Sudomy's effectiveness is directly proportional to your API budget. The documentation prominently lists supported services—Shodan, SecurityTrails, Censys, Bufferover, PassiveTotal—but most require paid subscriptions for meaningful rate limits. With only free-tier access, you'll hit quota limits within minutes when scanning large domains. The tool doesn't gracefully degrade; it simply skips sources when API keys are missing. This creates a tiered experience: researchers with enterprise Shodan access get comprehensive results, while those relying on free services see a fraction of potential coverage.

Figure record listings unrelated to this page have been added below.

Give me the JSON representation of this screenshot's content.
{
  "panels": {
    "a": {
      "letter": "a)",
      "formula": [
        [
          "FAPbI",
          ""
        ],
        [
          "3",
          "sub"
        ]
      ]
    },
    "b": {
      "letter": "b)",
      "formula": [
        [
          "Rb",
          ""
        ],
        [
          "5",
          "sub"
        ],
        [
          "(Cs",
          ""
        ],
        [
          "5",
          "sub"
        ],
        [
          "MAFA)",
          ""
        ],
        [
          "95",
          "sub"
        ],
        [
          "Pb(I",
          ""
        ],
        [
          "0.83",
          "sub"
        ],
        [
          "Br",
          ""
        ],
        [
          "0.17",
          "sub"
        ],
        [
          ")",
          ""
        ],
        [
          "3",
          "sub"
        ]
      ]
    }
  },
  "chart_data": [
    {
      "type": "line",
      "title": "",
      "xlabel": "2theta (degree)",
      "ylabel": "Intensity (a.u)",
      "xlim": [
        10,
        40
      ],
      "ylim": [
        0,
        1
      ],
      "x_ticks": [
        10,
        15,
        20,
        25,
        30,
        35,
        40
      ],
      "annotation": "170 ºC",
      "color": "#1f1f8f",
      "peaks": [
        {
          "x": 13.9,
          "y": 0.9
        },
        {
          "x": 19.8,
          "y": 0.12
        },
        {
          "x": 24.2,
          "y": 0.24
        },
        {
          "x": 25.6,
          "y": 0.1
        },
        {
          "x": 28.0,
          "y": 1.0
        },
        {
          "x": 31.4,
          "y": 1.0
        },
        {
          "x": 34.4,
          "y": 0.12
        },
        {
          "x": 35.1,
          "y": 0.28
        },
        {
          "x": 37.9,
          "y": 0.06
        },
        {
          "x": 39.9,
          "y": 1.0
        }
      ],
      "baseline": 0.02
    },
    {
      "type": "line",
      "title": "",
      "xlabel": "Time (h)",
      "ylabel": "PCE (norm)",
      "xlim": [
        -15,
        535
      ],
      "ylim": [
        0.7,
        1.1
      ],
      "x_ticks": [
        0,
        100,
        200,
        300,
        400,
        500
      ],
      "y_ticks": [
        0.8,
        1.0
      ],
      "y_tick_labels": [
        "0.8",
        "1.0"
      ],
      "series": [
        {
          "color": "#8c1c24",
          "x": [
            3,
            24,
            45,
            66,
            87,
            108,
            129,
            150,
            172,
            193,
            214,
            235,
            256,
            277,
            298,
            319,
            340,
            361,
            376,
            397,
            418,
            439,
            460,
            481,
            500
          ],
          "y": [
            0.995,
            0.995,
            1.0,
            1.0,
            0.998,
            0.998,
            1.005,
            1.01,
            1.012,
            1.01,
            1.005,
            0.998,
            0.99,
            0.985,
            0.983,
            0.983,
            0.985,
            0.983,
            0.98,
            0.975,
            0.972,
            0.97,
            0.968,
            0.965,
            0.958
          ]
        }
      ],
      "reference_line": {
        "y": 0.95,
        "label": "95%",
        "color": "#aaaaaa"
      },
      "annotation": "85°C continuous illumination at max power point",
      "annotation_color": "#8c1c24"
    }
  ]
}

The bash implementation introduces practical maintenance challenges. Error handling is minimal—failed API calls often write empty files or partial JSON that breaks downstream parsing. There's no retry logic for transient network failures, no incremental checkpointing for long-running scans, and limited input validation. The 3-million-entry bruteforce wordlist can run for days on large domains, with no ability to resume if interrupted. For production security operations or continuous monitoring scenarios, you'd need to wrap Sudomy in additional orchestration logic to handle failures and restarts. The screenshot capture stage using gowitness can generate gigabytes of PNG files with no automatic cleanup or archival strategy, quickly exhausting disk space on constrained systems.

Verdict

Use if: You're conducting comprehensive reconnaissance for bug bounty programs where breadth matters more than depth, have API access to premium intelligence services (Shodan, SecurityTrails, Censys), need an all-in-one framework that reduces manual tool-chaining overhead, or operate in environments where bash's ubiquity and minimal dependencies are advantages (Kali Linux, penetration testing distributions). Sudomy excels at initial asset discovery phases where automation and aggregation provide immediate value. Skip if: You lack paid API subscriptions to key data sources (the tool's effectiveness drops dramatically), require production-grade reliability with error handling and resume capabilities, need stealth reconnaissance where massive DNS bruteforce attempts would trigger alerts, want fine-grained control over individual recon stages rather than a monolithic pipeline, or prefer modern type-safe tooling with better testability. For those scenarios, ProjectDiscovery's modular Go suite (subfinder + httpx + nuclei) or OWASP Amass offers better architectural foundations.